Don't Overlook Savings Credit

Tax savings easy to miss


By Kaye A. Thomas
Updated January 31, 2011

Applies to retirement savings in 401k, IRA, other accounts.

Recent changes in the tax laws have encouraged many employers to adopt automatic enrollment arrangements for their 401k plans. One effect will be a significant increase in the number of participants with moderate income — the kind who may qualify for the retirement savings contribution credit. This credit can be worth as much as 50% of the amount you contribute to a retirement plan. You don't receive this credit automatically, though. You have to claim the credit by filing Form 8880 with your 1040 or 1040A. When claiming this credit you can't use Form 1040EZ.

Who's affected

This credit is available for people who contribute to IRAs, 401k accounts, or certain other types of retirement accounts, but only if they meet certain requirements.
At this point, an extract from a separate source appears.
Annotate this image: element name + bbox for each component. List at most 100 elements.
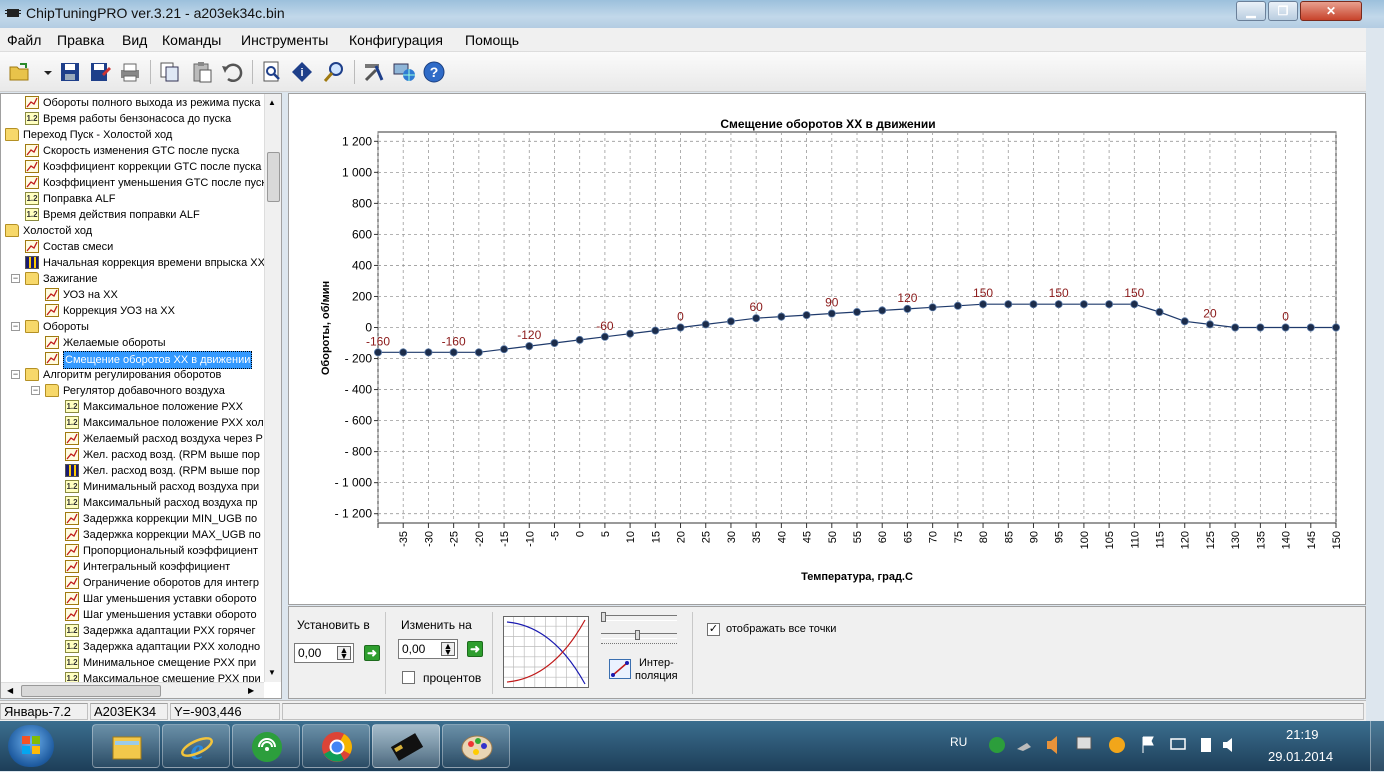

The main ones:

  • You had to turn 18 by the end of the year.
  • You couldn't be a full-time student during five months of the year.
  • You won't be claimed as a dependent by someone else for that year.
  • Your adjusted gross income for the year is no more than $55,500 if married filing jointly, $41,625 if filing as a head of household, or $27,750 for any other filing status. (These numbers are for 2010 only. Check inflation-adjusted numbers here.)

Income limits are lower for the maximum credit of 50%, but you can get at least some credit up to the limits mentioned above.

Details: Retirement Savings Contribution Credit

Easy to miss

This credit is easy to overlook, especially if your retirement plan contribution doesn't show up on your tax return.

  • You generally don't have to report contributions to Roth IRAs because those contributions don't provide a deduction. But the credit is allowed for these contributions.
  • You don't report contributions you make to 401k or 403b accounts as an employee because the contributions simply reduce the amount that appears as compensation on Form W-2. Here again, the credit is available, but only if you claim it.

Even if you have a visible contribution on your tax return, such as a deduction for contributing to a traditional IRA, the IRS won't automatically grant the credit. It's your responsibility to attach Form 8880 if you want this credit.

A professional tax return preparer should know enough to ask whether you've made a retirement plan contribution in the past year and make sure you claim the credit if you're eligible. But you shouldn't assume you'll get this credit just because you use a pro (or a software program). Check to see if Form 8880 is attached to your return, and if not, find out if that's because you failed an eligibility test, or perhaps simply an oversight.